The majority of my trains are Bachmann. Within the past few months I have been sending in my old engines to them that needed work and I paid for the upgrade to DCC. I have also purchased a MRC Advance system that is awesome. I have converted 2 Aethern diesels to Digitrax DH100's and those run fine (they will not consist though) and as for the remainders, have a bunch of NCE D13SR decoders on the way for the remainder of my locos. As for the bachmann locos that are already installed; the diesels are quite noisy and the steamers are quiet. For some reason they are slow... Much slower than when they were on my old DC layout. Not sure why this is. The MRC Advance is putting plenty of power to the track... I have tried to program the engines with different values SV, AV, TV... Results are only noticed with the acceleration. Any ideas? Thanks.


----------



## dozer (Jan 2, 2010)

Have you tried testing any under load? Like a pull of 10 plus cars and compare that way?


----------



## 5.7wrangler (May 10, 2010)

*thanks*

i appreciate this... i have not yet tried this but will now


----------



## 5.7wrangler (May 10, 2010)

ok, gave it a try and still have the same results but slower under load. the only idea that i can come up with is to somehow figure out the CV values that the bachmann decoders need. i called them the other day and they were not too helpfull. they told me to get a fleichman book and look it up for the standard CV values. i have the info for the NCE decoders but am worried about changing values and not being able to get them back to where they were before. thanks guys.


----------



## dozer (Jan 2, 2010)

I wouldn't worry about that too much, most decoders have a default to factory setting in them. You may just need to play around with them is all. Just curious, what are you setting the T.V. at? Also what values are you using for the S.T. ?


----------



## 5.7wrangler (May 10, 2010)

my SV is at 1, my TV is at 4,5, or 6.

bachmann, did not provide reccomended values? not too sure why.


----------



## dozer (Jan 2, 2010)

Try setting the sv at 0 and the decelration also to 0, then set t.v. to 999. Just as a start.


----------



## tankist (Jun 11, 2009)

i found bachmann factory decoders not very good. had the same thing with slowness and no matter what i programmed apart from adress didn't change a thing. althoguh now i have powercab and things might be different (used MRC express at that time).
but at 20$ per nice digitrax i don't think it is a dilemma - plug those in and forget about your troubles. and spectrums are not bad runners at all.


----------



## 5.7wrangler (May 10, 2010)

thanks, i hope this will work. it is the same thing for the spectrums as it is the regular bachmanns.


----------



## 5.7wrangler (May 10, 2010)

will post the results shortly


----------



## mr_x_ite_ment (Jun 22, 2009)

I run a lot of Bachmann's on my layout, and I don't have the trouble of them being slow.
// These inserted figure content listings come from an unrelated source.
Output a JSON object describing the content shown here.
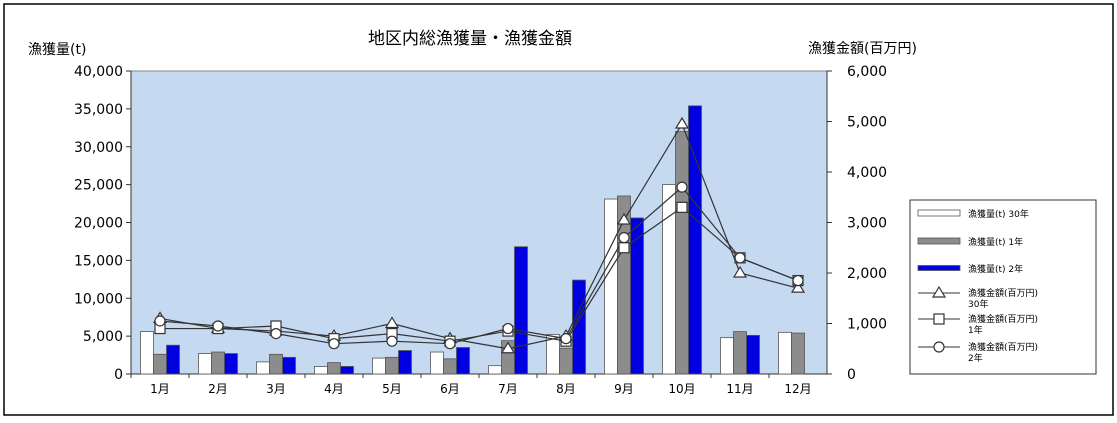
{
  "chart_data": {
    "type": "bar",
    "title": "地区内総漁獲量・漁獲金額",
    "ylabel": "漁獲量(t)",
    "y2label": "漁獲金額(百万円)",
    "ylim": [
      0,
      40000
    ],
    "y2lim": [
      0,
      6000
    ],
    "yticks": [
      "0",
      "5,000",
      "10,000",
      "15,000",
      "20,000",
      "25,000",
      "30,000",
      "35,000",
      "40,000"
    ],
    "y2ticks": [
      "0",
      "1,000",
      "2,000",
      "3,000",
      "4,000",
      "5,000",
      "6,000"
    ],
    "categories": [
      "1月",
      "2月",
      "3月",
      "4月",
      "5月",
      "6月",
      "7月",
      "8月",
      "9月",
      "10月",
      "11月",
      "12月"
    ],
    "grid": false,
    "legend_position": "right",
    "colors": {
      "plot_bg": "#c5d9f1",
      "bar_30": "#ffffff",
      "bar_1": "#8c8c8c",
      "bar_2": "#0000e0",
      "line": "#333333"
    },
    "series": [
      {
        "name": "漁獲量(t) 30年",
        "type": "bar",
        "axis": "left",
        "values": [
          5600,
          2700,
          1600,
          1000,
          2100,
          2900,
          1100,
          5200,
          23100,
          25000,
          4800,
          5500
        ]
      },
      {
        "name": "漁獲量(t) 1年",
        "type": "bar",
        "axis": "left",
        "values": [
          2600,
          2900,
          2600,
          1500,
          2200,
          2000,
          4400,
          3400,
          23500,
          32000,
          5600,
          5400
        ]
      },
      {
        "name": "漁獲量(t) 2年",
        "type": "bar",
        "axis": "left",
        "values": [
          3800,
          2700,
          2200,
          1000,
          3100,
          3500,
          16800,
          12400,
          20600,
          35400,
          5100,
          null
        ]
      },
      {
        "name": "漁獲金額(百万円) 30年",
        "type": "line",
        "axis": "right",
        "marker": "triangle",
        "values": [
          1100,
          900,
          850,
          750,
          1000,
          700,
          500,
          750,
          3050,
          4950,
          2000,
          1700
        ]
      },
      {
        "name": "漁獲金額(百万円) 1年",
        "type": "line",
        "axis": "right",
        "marker": "square",
        "values": [
          900,
          900,
          950,
          700,
          800,
          650,
          850,
          650,
          2500,
          3300,
          2300,
          1850
        ]
      },
      {
        "name": "漁獲金額(百万円) 2年",
        "type": "line",
        "axis": "right",
        "marker": "circle",
        "values": [
          1050,
          950,
          800,
          600,
          650,
          600,
          900,
          700,
          2700,
          3700,
          2300,
          1850
        ]
      }
    ],
    "legend": [
      {
        "label": "漁獲量(t) 30年",
        "label2": ""
      },
      {
        "label": "漁獲量(t) 1年",
        "label2": ""
      },
      {
        "label": "漁獲量(t) 2年",
        "label2": ""
      },
      {
        "label": "漁獲金額(百万円)",
        "label2": "30年"
      },
      {
        "label": "漁獲金額(百万円)",
        "label2": "1年"
      },
      {
        "label": "漁獲金額(百万円)",
        "label2": "2年"
      }
    ]
  }
}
I have two Spectrum's, and they require a bit more power, but the other cheap ones with factory-installed decoders actually run VERY well. Are they noisy...sure...but it seems to have gotten more quiet over time. They seem to run smoothly though, with little power needed. I have the E-Z Command DCC (no ability to program CV's). Maybe it is something with the DCC system you have, Wrangler. I guess you could always try a new decoder, like Tank said. Good luck! 

Chad


----------